Ömrü boyunca devletten bir kuruş almadı. TBMM tarafından “Üstün Hizmet Ödülü” verilirken “Ödülü bu kültüre hizmet eden ecdatlarımız adına aldım” dedi.

Bir gönül adamıydı, halkın ve gönüllerin sanatçısıydı. Şu güzel sözün sahibiydi:

“Nerede bir türkü söyleyen görürsen korkma yanına otur. Çünkü kötü insanların türküleri yoktur!…”

Kimden söz ettiğimi bildiniz. Elbette, Neşet Ertaş’ı kim tanımaz!

Toplumsal çürümenin kokuları ülkeyi baştan başa sardı. Cinayetler, sokaklardaki rezaletler, gıda sahtekârlıkları, ekonomik kriz, adalete güvensizlik, işsizlik hiçbirimizde moral bırakmadı.

Herkes kendini tertemiz görüyor. Çirkinlikler hep başkalarından. Şikayet eden edene. Müşterisine domuz eti yediren köfteci de bitkisel yağı sızma zeytinyağı olarak pazarlayan utanmaz da şikayet ediyordur “ahlâksızlık diz boyu” diye. 

Böyle bir ortamda içimden yazı yazmak gelmiyordu. 
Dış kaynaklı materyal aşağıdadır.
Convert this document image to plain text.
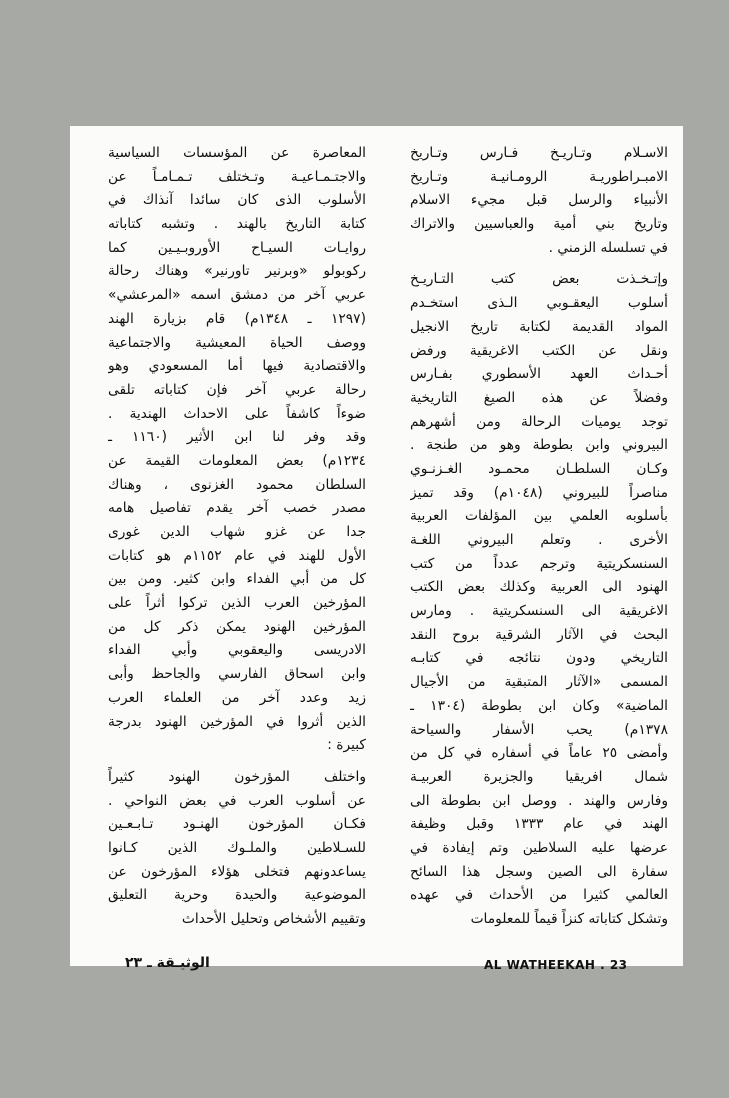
المعاصرة عن المؤسسات السياسية
والاجتـمـاعيـة وتـختلف تـمـامـاً عن
الأسلوب الذى كان سائدا آنذاك في
كتابة التاريخ بالهند . وتشبه كتاباته
روايـات السيـاح الأوروبـيـين كما
ركوبولو «وبرنير تاورنير» وهناك رحالة
عربي آخر من دمشق اسمه «المرعشي»
(١٢٩٧ ـ ١٣٤٨م) قام بزيارة الهند
ووصف الحياة المعيشية والاجتماعية
والاقتصادية فيها أما المسعودي وهو
رحالة عربي آخر فإن كتاباته تلقى
ضوءاً كاشفاً على الاحداث الهندية .
وقد وفر لنا ابن الأثير (١١٦٠ ـ
١٢٣٤م) بعض المعلومات القيمة عن
السلطان محمود الغزنوى ، وهناك
مصدر خصب آخر يقدم تفاصيل هامه
جدا عن غزو شهاب الدين غورى
الأول للهند في عام ١١٥٢م هو كتابات
كل من أبي الفداء وابن كثير. ومن بين
المؤرخين العرب الذين تركوا أثراً على
المؤرخين الهنود يمكن ذكر كل من
الادريسى واليعقوبي وأبي الفداء
وابن اسحاق الفارسي والجاحظ وأبى
زيد وعدد آخر من العلماء العرب
الذين أثروا في المؤرخين الهنود بدرجة
كبيرة :
واختلف المؤرخون الهنود كثيراً
عن أسلوب العرب في بعض النواحي .
فكـان المؤرخون الهنـود تـابـعـين
للسـلاطين والملـوك الذين كـانوا
يساعدونهم فتخلى هؤلاء المؤرخون عن
الموضوعية والحيدة وحرية التعليق
وتقييم الأشخاص وتحليل الأحداث
الاسـلام وتـاريـخ فـارس وتـاريخ
الامبـراطوريـة الرومـانيـة وتـاريخ
الأنبياء والرسل قبل مجيء الاسلام
وتاريخ بني أمية والعباسيين والاتراك
في تسلسله الزمني .
وإتـخـذت بعض كتب التـاريـخ
أسلوب اليعقـوبي الـذى استخـدم
المواد القديمة لكتابة تاريخ الانجيل
ونقل عن الكتب الاغريقية ورفض
أحـداث العهد الأسطوري بفـارس
وفضلاً عن هذه الصيغ التاريخية
توجد يوميات الرحالة ومن أشهرهم
البيروني وابن بطوطة وهو من طنجة .
وكـان السلطـان محمـود الغـزنـوي
مناصراً للبيروني (١٠٤٨م) وقد تميز
بأسلوبه العلمي بين المؤلفات العربية
الأخرى . وتعلم البيروني اللغـة
السنسكريتية وترجم عدداً من كتب
الهنود الى العربية وكذلك بعض الكتب
الاغريقية الى السنسكريتية . ومارس
البحث في الآثار الشرقية بروح النقد
التاريخي ودون نتائجه في كتابـه
المسمى «الآثار المتبقية من الأجيال
الماضية» وكان ابن بطوطة (١٣٠٤ ـ
١٣٧٨م) يحب الأسفار والسياحة
وأمضى ٢٥ عاماً في أسفاره في كل من
شمال افريقيا والجزيرة العربيـة
وفارس والهند . ووصل ابن بطوطة الى
الهند في عام ١٣٣٣ وقبل وظيفة
عرضها عليه السلاطين وتم إيفادة في
سفارة الى الصين وسجل هذا السائح
العالمي كثيرا من الأحداث في عهده
وتشكل كتاباته كنزاً قيماً للمعلومات
الوثيـقة ـ ٢٣	AL WATHEEKAH . 23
Hafta sonu Kırşehir’deydim. Konakladığım kaplıca otelinin karşısında, Kent Ormanı’na komşu “Neşet Ertaş Türkü Bahçası”nı görünce “Bu ülkede bir mikrop varsa bin güzel insan var” dedim. İçim açıldı, karamsarlığım kayboldu. 

Kırşehir “Neşet Ertaş”la sembolleşmiş. Neşet Ertaş her yerde. Şehir, son abdalını öylesine sahiplenmiş. Neşet Ertaş Türkü Bahçası, bir vefa örneği, bir değere sahip çıkılmasının en güzel kanıtı. 

Kırşehirli iş insanı Ercan Malkoç, Avusturya’nın Salzburg kentinde Wolfgang Amadeus Mozart müzesini gezerken, aklına düşmüş, memleketinde Neşet Ertaş için bir açık hava müzesi yaptırmak. 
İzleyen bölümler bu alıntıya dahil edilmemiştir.